「なんか通いにくい」歯科医院の課題、デジタル化による患者体験向上で解決を

2024年4月23日(火)11時0分 マイナビニュース

突然だが、定期的に歯科医院に通いメンテナンスしている読者はどれくらいいるだろうか。ややステレオタイプかもしれないが、歯科治療といえばキーンと甲高く響くドリル音のイメージが先行し、なかなか足が向かない人も多いのではないだろうか。
何を隠そう、筆者自身がそうである。自宅の近所にはいくつも医院があるものの、何を基準にどこを選んでよいのかも分からないし、「痛いのは嫌だな」「なんか怒られそう」などと思っているうちに、結局は「また今度でいいや」と放置してしまう。歯科矯正にも興味があったものの、非常に高額であることもあり、かれこれ10年ほど諦め続けている始末だ。
2022年に日本歯科医師会が発表した資料によると、調査に参加した全国の15〜79歳の男女1万人のうち、約9割の人が「健康を維持する上で歯や口の健康は欠かせない」と回答している一方で、半数以上が歯科医院で定期的なチェックを受けていないことが明らかとなっている。
そんな折、「未来の歯科体験を生み出す」ことをミッションに掲げ、従来の歯科矯正が抱える費用の高さや通院回数の多さといった問題点に対しデジタル技術によって解決を試みるOh my teethを知った。本稿では、同社のCEOを務める西野誠氏が語った現代の歯科業界が抱える課題と、同氏がデジタル技術で見据える歯科治療の未来についてお届けしたい。

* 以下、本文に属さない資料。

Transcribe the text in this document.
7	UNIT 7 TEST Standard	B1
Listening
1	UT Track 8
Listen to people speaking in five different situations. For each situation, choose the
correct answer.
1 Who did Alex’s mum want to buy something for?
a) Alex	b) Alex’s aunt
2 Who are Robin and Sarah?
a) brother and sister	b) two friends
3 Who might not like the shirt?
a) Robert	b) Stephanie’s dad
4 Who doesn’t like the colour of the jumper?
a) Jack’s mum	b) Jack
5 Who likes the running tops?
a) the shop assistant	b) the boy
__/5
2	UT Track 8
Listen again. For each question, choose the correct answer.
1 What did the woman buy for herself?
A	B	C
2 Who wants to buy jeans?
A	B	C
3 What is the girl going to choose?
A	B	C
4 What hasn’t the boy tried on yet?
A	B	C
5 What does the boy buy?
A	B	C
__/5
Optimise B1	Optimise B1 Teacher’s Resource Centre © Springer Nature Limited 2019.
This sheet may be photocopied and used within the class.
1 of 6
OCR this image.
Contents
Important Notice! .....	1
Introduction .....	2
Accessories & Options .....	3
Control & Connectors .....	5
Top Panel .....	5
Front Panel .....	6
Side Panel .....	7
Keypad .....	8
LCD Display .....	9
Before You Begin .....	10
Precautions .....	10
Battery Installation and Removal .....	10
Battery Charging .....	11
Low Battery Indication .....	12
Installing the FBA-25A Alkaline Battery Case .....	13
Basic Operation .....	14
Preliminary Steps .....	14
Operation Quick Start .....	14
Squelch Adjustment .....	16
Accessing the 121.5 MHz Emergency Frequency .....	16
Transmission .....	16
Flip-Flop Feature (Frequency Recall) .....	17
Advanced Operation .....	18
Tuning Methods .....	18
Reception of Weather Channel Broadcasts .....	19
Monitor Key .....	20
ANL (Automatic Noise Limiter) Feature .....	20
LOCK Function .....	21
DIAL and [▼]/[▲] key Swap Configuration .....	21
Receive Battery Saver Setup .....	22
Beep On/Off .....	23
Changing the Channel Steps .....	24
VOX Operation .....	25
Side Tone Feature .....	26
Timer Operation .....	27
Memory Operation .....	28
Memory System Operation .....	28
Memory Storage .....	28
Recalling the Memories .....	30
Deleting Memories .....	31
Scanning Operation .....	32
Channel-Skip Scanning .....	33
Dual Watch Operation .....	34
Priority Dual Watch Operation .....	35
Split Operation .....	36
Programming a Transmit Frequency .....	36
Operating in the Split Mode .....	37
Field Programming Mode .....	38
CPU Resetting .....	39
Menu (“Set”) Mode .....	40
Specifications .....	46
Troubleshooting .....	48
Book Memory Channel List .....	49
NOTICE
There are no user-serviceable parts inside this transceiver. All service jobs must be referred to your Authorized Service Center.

コンビニよりも多いのに選べない歯科医院、歯科業界が抱える課題とは?
猛威を振るったコロナ禍が落ち着き、ようやくマスクを外して友人と会う機会や会食、遠方への外出も増えてきた。Oh my teethが実施した調査によると、マスク緩和で美容意識に変化が見られ、20代〜50代の女性のうち約50%が口元意識の高まりを実感しているという。
加えて、約60%が歯の見た目への関心が高まっていると回答したほか、約70%が「ホワイトニング」への関心が高まっていると回答。さらに、約50%が歯列矯正への関心が高まっていると回答した。一方で、歯列矯正に関するイメージは高額な費用や治療機関の長さが主な懸念材料になっているそうだ。

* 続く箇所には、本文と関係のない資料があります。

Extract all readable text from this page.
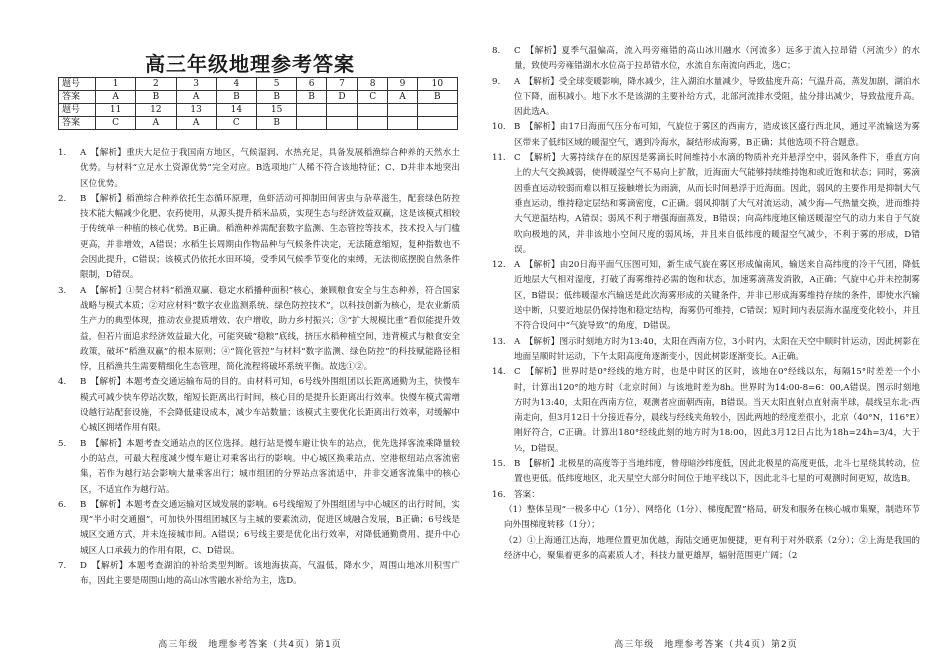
高三年级地理参考答案
题号	1	2	3	4	5	6	7	8	9	10
答案	A	B	A	B	B	B	D	C	A	B
题号	11	12	13	14	15					
答案	C	A	A	C	B					
1.	A　【解析】重庆大足位于我国南方地区，气候湿润、水热充足，具备发展稻渔综合种养的天然水土优势。与材料“立足水土资源优势”完全对应。B选项地广人稀不符合该地特征；C、D并非本地突出区位优势。
2.	B　【解析】稻渔综合种养依托生态循环原理，鱼虾活动可抑制田间害虫与杂草滋生，配套绿色防控技术能大幅减少化肥、农药使用，从源头提升稻米品质，实现生态与经济效益双赢，这是该模式相较于传统单一种植的核心优势。B正确。稻渔种养需配套数字监测、生态管控等技术，技术投入与门槛更高，并非增效，A错误；水稻生长周期由作物品种与气候条件决定，无法随意缩短，复种指数也不会因此提升，C错误；该模式仍依托水田环境，受季风气候季节变化的束缚，无法彻底摆脱自然条件限制，D错误。
3.	A　【解析】①契合材料“稻渔双赢、稳定水稻播种面积”核心，兼顾粮食安全与生态种养，符合国家战略与模式本质；②对应材料“数字农业监测系统、绿色防控技术”，以科技创新为核心，是农业新质生产力的典型体现，推动农业提质增效、农户增收，助力乡村振兴；③“扩大规模比重”看似能提升效益，但若片面追求经济效益最大化，可能突破“稳粮”底线，挤压水稻种植空间，违背模式与粮食安全政策，破坏“稻渔双赢”的根本原则；④“简化管控”与材料“数字监测、绿色防控”的科技赋能路径相悖，且稻渔共生需要精细化生态管理，简化流程将破坏系统平衡。故选①②。
4.	B　【解析】本题考查交通运输布局的目的。由材料可知，6号线外围组团以长距离通勤为主，快慢车模式可减少快车停站次数，缩短长距离出行时间，核心目的是提升长距离出行效率。快慢车模式需增设越行站配套设施，不会降低建设成本，减少车站数量；该模式主要优化长距离出行效率，对缓解中心城区拥堵作用有限。
5.	B　【解析】本题考查交通站点的区位选择。越行站是慢车避让快车的站点，优先选择客流乘降量较小的站点，可最大程度减少慢车避让对乘客出行的影响。中心城区换乘站点、空港枢纽站点客流密集，若作为越行站会影响大量乘客出行；城市组团的分界站点客流适中，并非交通客流集中的核心区，不适宜作为越行站。
6.	B　【解析】本题考查交通运输对区域发展的影响。6号线缩短了外围组团与中心城区的出行时间，实现“半小时交通圈”，可加快外围组团城区与主城的要素流动，促进区域融合发展，B正确；6号线是城区交通方式，并未连接城市间。A错误；6号线主要是优化出行效率，对降低通勤费用、提升中心城区人口承载力的作用有限，C、D错误。
7.	D　【解析】本题考查湖泊的补给类型判断。该地海拔高，气温低，降水少，周围山地冰川积雪广布，因此主要是周围山地的高山冰雪融水补给为主，选D。
高三年级　地理参考答案（共4页）第1页
8.	C　【解析】夏季气温偏高，流入玛旁雍错的高山冰川融水（河流多）远多于流入拉昂错（河流少）的水量，致使玛旁雍错湖水水位高于拉昂错水位，水流自东南流向西北，选C；
9.	A　【解析】受全球变暖影响，降水减少，注入湖泊水量减少，导致盐度升高；气温升高，蒸发加剧，湖泊水位下降，面积减小。地下水不是该湖的主要补给方式，北部河流排水受阻，盐分排出减少，导致盐度升高。因此选A。
10. B　【解析】由17日海面气压分布可知，气旋位于雾区的西南方，造成该区盛行西北风，通过平流输送为雾区带来了低纬区域的暖湿空气，遇到冷海水，凝结形成海雾，B正确；其他选项不符合题意。
11. C　【解析】大雾持续存在的原因是雾滴长时间维持小水滴的物质补充并悬浮空中，弱风条件下，垂直方向上的大气交换减弱，使得暖湿空气不易向上扩散，近海面大气能够持续维持饱和或近饱和状态；同时，雾滴因垂直运动较弱而难以相互接触增长为雨滴，从而长时间悬浮于近海面。因此，弱风的主要作用是抑制大气垂直运动，维持稳定层结和雾滴密度，C正确。弱风抑制了大气对流运动，减少海—气热量交换，进而维持大气逆温结构，A错误；弱风不利于增强海面蒸发，B错误；向高纬度地区输送暖湿空气的动力来自于气旋吹向极地的风，并非该地小空间尺度的弱风场，并且来自低纬度的暖湿空气减少，不利于雾的形成，D错误。
12. A　【解析】由20日海平面气压图可知，新生成气旋在雾区形成偏南风，输送来自高纬度的冷干气团，降低近地层大气相对湿度，打破了海雾维持必需的饱和状态，加速雾滴蒸发消散，A正确；气旋中心并未控制雾区，B错误；低纬暖湿水汽输送是此次海雾形成的关键条件，并非已形成海雾维持存续的条件，即使水汽输送中断，只要近地层仍保持饱和稳定结构，海雾仍可维持，C错误；短时间内表层海水温度变化较小，并且不符合设问中“气旋导致”的角度，D错误。
13. A　【解析】图示时刻地方时为13:40，太阳在西南方位，3小时内，太阳在天空中顺时针运动，因此树影在地面呈顺时针运动，下午太阳高度角逐渐变小，因此树影逐渐变长。A正确。
14. C　【解析】世界时是0°经线的地方时，也是中时区的区时，该地在0°经线以东，每隔15°时差差一个小时，计算出120°的地方时（北京时间）与该地时差为8h。世界时为14:00-8=6：00,A错误。图示时刻地方时为13:40，太阳在西南方位，观测者应面朝西南，B错误。当天太阳直射点直射南半球，晨线呈东北-西南走向，但3月12日十分接近春分，晨线与经线夹角较小，因此两地的经度差很小，北京（40°N，116°E）刚好符合，C正确。计算出180°经线此刻的地方时为18:00，因此3月12日占比为18h=24h=3/4，大于½，D错误。
15. B　【解析】北极星的高度等于当地纬度，曾母暗沙纬度低，因此北极星的高度更低，北斗七星绕其转动，位置也更低。低纬度地区，北天星空大部分时间位于地平线以下，因此北斗七星的可观测时间更短，故选B。
16. 答案：
（1）整体呈现“一极多中心（1分）、网络化（1分）、梯度配置”格局，研发和服务在核心城市集聚，制造环节向外围梯度转移（1分）；
（2）①上海通江达海，地理位置更加优越，海陆交通更加便捷，更有利于对外联系（2分）；②上海是我国的经济中心，聚集着更多的高素质人才，科技力量更雄厚，辐射范围更广阔；（2
高三年级　地理参考答案（共4页）第2页
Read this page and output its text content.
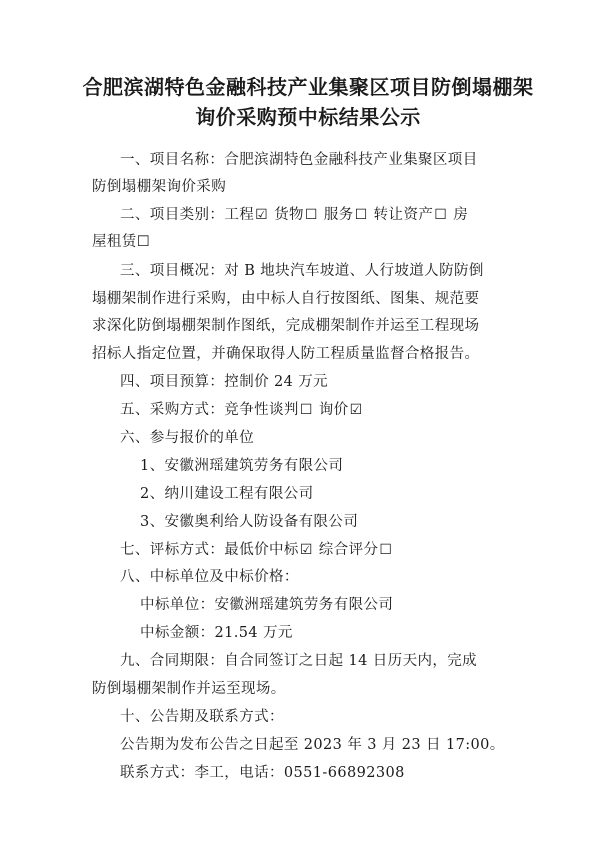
合肥滨湖特色金融科技产业集聚区项目防倒塌棚架
询价采购预中标结果公示
一、项目名称：合肥滨湖特色金融科技产业集聚区项目
防倒塌棚架询价采购
二、项目类别：工程☑ 货物☐ 服务☐ 转让资产☐ 房
屋租赁☐
三、项目概况：对 B 地块汽车坡道、人行坡道人防防倒
塌棚架制作进行采购，由中标人自行按图纸、图集、规范要
求深化防倒塌棚架制作图纸，完成棚架制作并运至工程现场
招标人指定位置，并确保取得人防工程质量监督合格报告。
四、项目预算：控制价 24 万元
五、采购方式：竞争性谈判☐ 询价☑
六、参与报价的单位
1、安徽洲瑶建筑劳务有限公司
2、纳川建设工程有限公司
3、安徽奥利给人防设备有限公司
七、评标方式：最低价中标☑ 综合评分☐
八、中标单位及中标价格：
中标单位：安徽洲瑶建筑劳务有限公司
中标金额：21.54 万元
九、合同期限：自合同签订之日起 14 日历天内，完成
防倒塌棚架制作并运至现场。
十、公告期及联系方式：
公告期为发布公告之日起至 2023 年 3 月 23 日 17:00。
联系方式：李工，电话：0551-66892308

当然だが、歯科治療は対面で行う必要である。加えて、通院回数や所要時間が不透明で分かりづらく、治療のために通う習慣が付きづらい。予防医療の重要性は理解しているものの、こうした理由から20代の歯科受診率は全世代で最低となっている。
西野氏は「まず大前提として、世界と比べても日本の歯科医は技術が高く素晴らしい」と語る。では、歯科医院での治療率の低さは何に起因するのだろうか。

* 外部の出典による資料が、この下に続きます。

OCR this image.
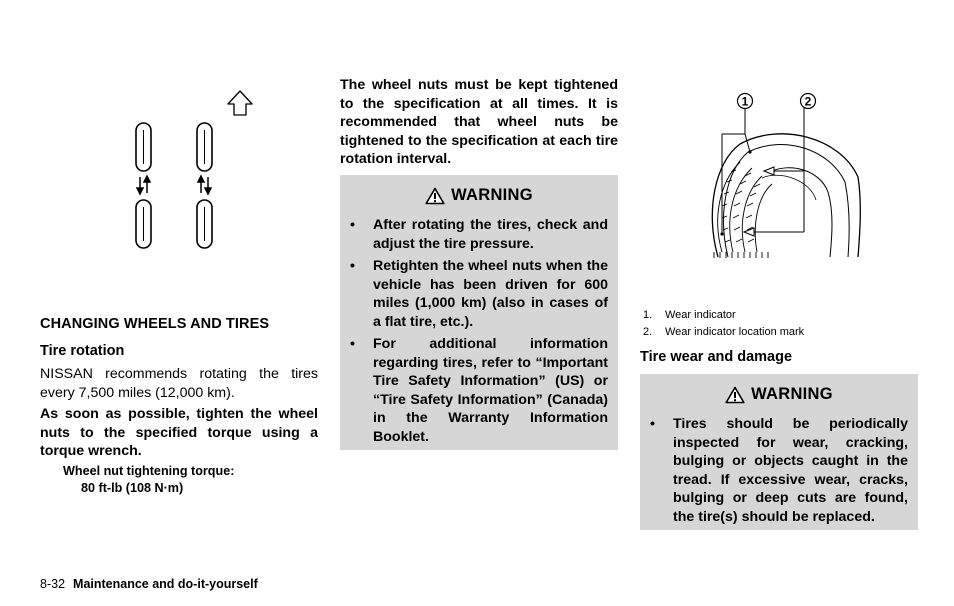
CHANGING WHEELS AND TIRES
Tire rotation
NISSAN recommends rotating the tires every 7,500 miles (12,000 km).
As soon as possible, tighten the wheel nuts to the specified torque using a torque wrench.
Wheel nut tightening torque:
80 ft-lb (108 N·m)
The wheel nuts must be kept tightened to the specification at all times. It is recommended that wheel nuts be tightened to the specification at each tire rotation interval.
WARNING
• After rotating the tires, check and adjust the tire pressure.
• Retighten the wheel nuts when the vehicle has been driven for 600 miles (1,000 km) (also in cases of a flat tire, etc.).
• For additional information regarding tires, refer to “Important Tire Safety Information” (US) or “Tire Safety Information” (Canada) in the Warranty Information Booklet.
1	2
1. Wear indicator
2. Wear indicator location mark
Tire wear and damage
WARNING
• Tires should be periodically inspected for wear, cracking, bulging or objects caught in the tread. If excessive wear, cracks, bulging or deep cuts are found, the tire(s) should be replaced.
8-32 Maintenance and do-it-yourself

同氏が挙げる理由は2つ。まず1つ目は産業構造の問題だ。近所の医院を思い出してもらうと分かるように、歯科は個人開業が多くチェーン展開されていない。全国に歯科診療所は6万7000ほどあるとされ(令和5年12月末時点、厚生労働省 医療施設動態調査)、その数はコンビニエンスストアよりも多い。
コンビニはチェーン展開によって全体最適化されているため、全国のどの店舗に入ってもあまり変わらない体験が得られるが、反対に歯科は個別最適化が進む。医院ごとに虫歯治療やインプラントなど特異な領域が異なるものの、そうした情報発信や集客の手法も個別に行われるため、選び方が分かりにくい。言うなれば"歯医者ガチャ"ではないかと筆者は思っている。
2つ目の理由は、産業構造の問題にもつながるのだが、個別最適化されているためにシステムのクラウド化が進んでいないという問題。電子カルテは導入が進んでいるがデータが共有されていないため、引越しや転職に伴い転院するとまた一から問診票を記入してレントゲンを取り直して先生に説明して……を繰り返さなければいけない。
他方で、歯科医も患者が担当制であるため属人化が進んでいるのだという。情報が共有されていないので他の医師への引き継ぎもできず、働き方にも影響が出ているそうだ。